2. The snow leopard has been taken off the endangered species list.
According to an international body, for the first time in 45 years, snow leopards are no longer an endangered species. 
The International Union for the Conservation of Nature (IUCN) has moved the species into the "vulnerable" category - though it remains at risk due to a reduction in prey and poaching. 
To be considered an endangered species, there has to be fewer than 2,500 mature adult snow leopards in the wild, but it is now believed that their true number is anywhere between 4,000 and 10,000. The reason for this wide estimate is because it is extremely difficult to track these big cats across their huge habitats in the Himalayas. 
3. HIV/AIDS is no longer the leading cause of death in Africa. 
According to the World Health Organization (WHO), fewer people are dying of HIV/AIDS in Africa. Now the leading cause of death are respiratory tract infections such as bronchitis or pneumonia. 
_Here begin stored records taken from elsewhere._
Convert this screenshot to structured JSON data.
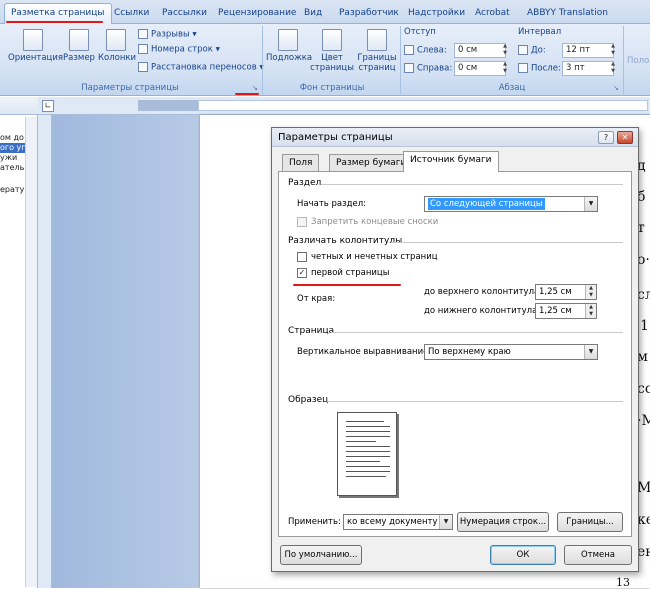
{
  "ribbon": {
    "tabs": [
      "Разметка страницы",
      "Ссылки",
      "Рассылки",
      "Рецензирование",
      "Вид",
      "Разработчик",
      "Надстройки",
      "Acrobat",
      "ABBYY Translation"
    ],
    "active_tab": "Разметка страницы",
    "page_setup_group": {
      "buttons": [
        "Ориентация",
        "Размер",
        "Колонки"
      ],
      "small_items": [
        "Разрывы ▾",
        "Номера строк ▾",
        "Расстановка переносов ▾"
      ],
      "label": "Параметры страницы"
    },
    "page_bg_group": {
      "buttons": [
        "Подложка",
        "Цвет страницы",
        "Границы страниц"
      ],
      "label": "Фон страницы"
    },
    "paragraph_group": {
      "indent_title": "Отступ",
      "left_label": "Слева:",
      "left_value": "0 см",
      "right_label": "Справа:",
      "right_value": "0 см",
      "spacing_title": "Интервал",
      "before_label": "До:",
      "before_value": "12 пт",
      "after_label": "После:",
      "after_value": "3 пт",
      "label": "Абзац"
    },
    "cut_label": "Поло"
  },
  "left_pane": {
    "lines": [
      {
        "text": "ом до",
        "highlight": false
      },
      {
        "text": "ого уп",
        "highlight": true
      },
      {
        "text": "ужи",
        "highlight": false
      },
      {
        "text": "ательн",
        "highlight": false
      },
      {
        "text": "ерату",
        "highlight": false
      }
    ]
  },
  "document": {
    "chars": [
      "д",
      "б",
      "т",
      "о·",
      "сл",
      "1",
      "м",
      "со",
      "·М",
      "Ма",
      "ке",
      "ен"
    ],
    "page_number": "13"
  },
  "dialog": {
    "title": "Параметры страницы",
    "help_btn": "?",
    "close_btn": "✕",
    "tabs": [
      "Поля",
      "Размер бумаги",
      "Источник бумаги"
    ],
    "active_tab": "Источник бумаги",
    "section_title": "Раздел",
    "start_label": "Начать раздел:",
    "start_value": "Со следующей страницы",
    "suppress_endnotes": "Запретить концевые сноски",
    "headers_title": "Различать колонтитулы",
    "odd_even": "четных и нечетных страниц",
    "odd_even_checked": false,
    "first_page": "первой страницы",
    "first_page_checked": true,
    "from_edge": "От края:",
    "header_label": "до верхнего колонтитула:",
    "header_value": "1,25 см",
    "footer_label": "до нижнего колонтитула:",
    "footer_value": "1,25 см",
    "page_title": "Страница",
    "valign_label": "Вертикальное выравнивание:",
    "valign_value": "По верхнему краю",
    "sample_title": "Образец",
    "apply_label": "Применить:",
    "apply_value": "ко всему документу",
    "line_numbers_btn": "Нумерация строк...",
    "borders_btn": "Границы...",
    "default_btn": "По умолчанию...",
    "ok_btn": "ОК",
    "cancel_btn": "Отмена"
  },
  "colors": {
    "annotation": "#e01818",
    "ribbon_text": "#15428b",
    "selection": "#3399ff"
  }
}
HIV/AIDS was responsible for around 760,000 deaths in Africa in 2015, which is a significant decrease from the 1 million deaths records in 2010. 
These findings were confirmed by Africa Check, who found that diarrheal diseases took the third spot, with the next leading cause of death being stroke. Malaria dropped out of the top 5 and has been replaced by heart disease. 
 
4. Honey bee populations have increased.
The world needs bees. Declining bee populations have an adverse effect on the agriculture and the environment. In fact, in the U.S., one out of every three bites of food is dependent on bees. Without honey bees, the future would be uncertain at best. 
Just over ten years ago, beekeepers started reporting declines in their honeybee populations. Bees were leaving their hives and never returned. This phenomenon, now known as colony collapse disorder, is alarming not only due to the central roles bees play in life, but also because no one knew why the decline was happening or how to stop it. 
However, new data released this year has given some reason for optimism. According to this data, honeybee populations are on the rise. As of April 2017, an estimated 2.89 million bee colonies exist across the U.S., an increase of 3% compared to April 2016. 
5. Conservationists agreed to plant 73 million trees over the next six years in the Amazon rainforest. 
If everything goes to plan, over the next six years, the Amazon will get 73 million new trees. This mass planting is part of a project which is sponsored by Conservation International, the Brazilian Ministry of Environment, and a number of other NGOs and corporations. 
The project will span deforested pasture lands over a 74,000-acre region spanning across several of Brazil's states. The greatest focus will be on the Southern Amazonas, Rondônia, Acre, Pará and the Xingu watershed regions. 
The purpose of this project is, in part, to revive the 20% of the Amazon that has been lost due to deforestation over the last four decades. It is also geared towards learning how to restore tropical forests. 
Reforestation efforts are often very costly and time-consuming - requiring people to grow and plant thousands of saplings, many of which won't survive. However, in this latest effort, the restorationists are using a new method called muvuca, in which they will spread the seeds of native trees across the slash and burned land and animal pastures. The seeds will come from the Xingu Seed Network, which uses a coalition of 400 collectors to gather seeds from native trees. 
With plant-by-plant restoration techniques, you get around 160 plants per hectare. However, with muvuca, the initial outcome is 2,500 trees per hectare, and after ten years you can reach 5,000 trees per hectare. It's much more diverse, more dense, and less expensive than traditional techniques.